Uzbekistan on Wednesday became the latest country to certify Russia's Sputnik V coronavirus vaccine for mass use, saying it planned to purchase one million doses for the country of 34 million.

Two-shot Sputnik V is leading the vaccine race in Central Asia, a five-country former Soviet region with close political and economic ties to Moscow.

Uzbekistan's state coronavirus commission said Sputnik V was "certified and approved for mass use in Uzbekistan" and the country was "taking practical measures" to secure an initial batch of one million doses.

The news comes after a pharmaceutical factory in neighbouring Kazakhstan said on Tuesday that it had gained approval from Kazakh authorities to produce and distribute Sputnik V. The factory expects to distribute 90,000 doses by the end of February.

In Uzbekistan, Sputnik V is likely to face competition from a vaccine developed by the Chinese pharmaceutical company Anhui Zhifei Longcom Biopharmaceutical.

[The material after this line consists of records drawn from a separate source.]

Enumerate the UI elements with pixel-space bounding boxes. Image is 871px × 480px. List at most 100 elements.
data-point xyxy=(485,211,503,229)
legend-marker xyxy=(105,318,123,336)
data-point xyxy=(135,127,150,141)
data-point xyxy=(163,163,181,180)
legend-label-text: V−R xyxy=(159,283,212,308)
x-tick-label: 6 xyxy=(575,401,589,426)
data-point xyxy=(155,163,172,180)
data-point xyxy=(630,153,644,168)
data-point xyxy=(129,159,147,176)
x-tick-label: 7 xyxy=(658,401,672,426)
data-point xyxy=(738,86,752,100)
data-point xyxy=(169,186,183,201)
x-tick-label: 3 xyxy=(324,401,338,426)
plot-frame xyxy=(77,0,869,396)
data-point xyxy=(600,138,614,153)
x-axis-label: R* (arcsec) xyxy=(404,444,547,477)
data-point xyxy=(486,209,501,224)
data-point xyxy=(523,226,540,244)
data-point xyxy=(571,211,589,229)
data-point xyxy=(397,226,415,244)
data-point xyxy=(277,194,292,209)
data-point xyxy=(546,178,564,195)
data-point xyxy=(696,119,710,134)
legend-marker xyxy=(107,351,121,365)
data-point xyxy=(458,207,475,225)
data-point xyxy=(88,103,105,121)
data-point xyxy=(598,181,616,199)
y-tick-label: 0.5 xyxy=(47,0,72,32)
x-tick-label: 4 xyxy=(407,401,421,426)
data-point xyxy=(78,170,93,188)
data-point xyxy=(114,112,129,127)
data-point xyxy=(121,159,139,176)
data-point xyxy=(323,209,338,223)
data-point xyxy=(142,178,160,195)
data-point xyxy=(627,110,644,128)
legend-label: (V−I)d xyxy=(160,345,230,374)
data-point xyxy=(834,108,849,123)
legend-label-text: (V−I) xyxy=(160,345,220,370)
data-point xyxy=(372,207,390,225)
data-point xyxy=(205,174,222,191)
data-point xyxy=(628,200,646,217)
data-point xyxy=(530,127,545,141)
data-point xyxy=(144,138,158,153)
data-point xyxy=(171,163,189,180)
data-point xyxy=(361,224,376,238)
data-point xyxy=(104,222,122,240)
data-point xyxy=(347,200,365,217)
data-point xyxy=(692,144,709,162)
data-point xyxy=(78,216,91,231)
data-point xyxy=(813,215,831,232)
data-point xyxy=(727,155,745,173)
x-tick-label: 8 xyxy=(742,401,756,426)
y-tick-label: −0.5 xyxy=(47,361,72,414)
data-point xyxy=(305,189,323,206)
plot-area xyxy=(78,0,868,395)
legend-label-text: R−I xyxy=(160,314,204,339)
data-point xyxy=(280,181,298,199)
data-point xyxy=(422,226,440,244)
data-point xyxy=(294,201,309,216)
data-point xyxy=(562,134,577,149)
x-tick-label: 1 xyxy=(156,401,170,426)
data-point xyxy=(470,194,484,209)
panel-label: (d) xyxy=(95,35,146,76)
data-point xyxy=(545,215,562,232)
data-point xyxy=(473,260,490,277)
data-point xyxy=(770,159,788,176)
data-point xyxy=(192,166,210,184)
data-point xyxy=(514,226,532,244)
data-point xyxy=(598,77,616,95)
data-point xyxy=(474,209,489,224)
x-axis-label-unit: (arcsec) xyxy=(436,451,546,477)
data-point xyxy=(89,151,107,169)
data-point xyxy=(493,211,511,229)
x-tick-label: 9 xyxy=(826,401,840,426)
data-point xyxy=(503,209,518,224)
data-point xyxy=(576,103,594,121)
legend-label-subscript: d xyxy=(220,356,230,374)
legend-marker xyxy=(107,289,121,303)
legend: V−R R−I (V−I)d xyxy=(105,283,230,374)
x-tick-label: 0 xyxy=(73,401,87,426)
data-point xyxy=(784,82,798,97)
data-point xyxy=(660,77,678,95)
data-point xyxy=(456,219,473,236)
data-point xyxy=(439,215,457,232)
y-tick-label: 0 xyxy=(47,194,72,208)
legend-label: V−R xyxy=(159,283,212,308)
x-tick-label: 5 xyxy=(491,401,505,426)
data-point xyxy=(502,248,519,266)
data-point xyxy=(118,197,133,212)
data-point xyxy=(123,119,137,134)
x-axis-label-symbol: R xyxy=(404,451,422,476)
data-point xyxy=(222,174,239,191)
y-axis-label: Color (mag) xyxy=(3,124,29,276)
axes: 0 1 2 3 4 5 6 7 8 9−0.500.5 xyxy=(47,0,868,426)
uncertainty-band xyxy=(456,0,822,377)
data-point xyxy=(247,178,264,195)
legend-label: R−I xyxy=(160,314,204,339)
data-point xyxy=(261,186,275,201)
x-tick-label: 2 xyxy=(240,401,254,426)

The state coronavirus commission said Wednesday that the country was planning to begin production of the Chinese vaccine later this year, after launching phase three trials in the capital Tashkent in December.

Kazakhstan, Central Asia's second most populous country with around 19 million people, is the first country other than Russia to host production of Sputnik V.

A spokesman for the Russian Direct Investment Fund (RDIF) that financed Sputnik V's development said Monday that Brazil, India and South Korea are expected to follow.

Isolated Turkmenistan, which claims to have no cases of the coronavirus, was the first Central Asian country to register the Sputnik V vaccine, but has provided no information about its vaccination campaign.

Kyrgyzstan, one of the region's poorest countries, is in negotiations with Russia to secure up to half a million doses of Sputnik V for free, health minister Alymkadyr Beishanaliyev said on Monday.

Russia registered Sputnik V—named after the Soviet-era satellite—in August, months ahead of Western competitors but before the start of large-scale clinical trials, which left some experts wary.

But top medical journal The Lancet published a new analysis of the vaccine this month declaring it 91.6 percent effective.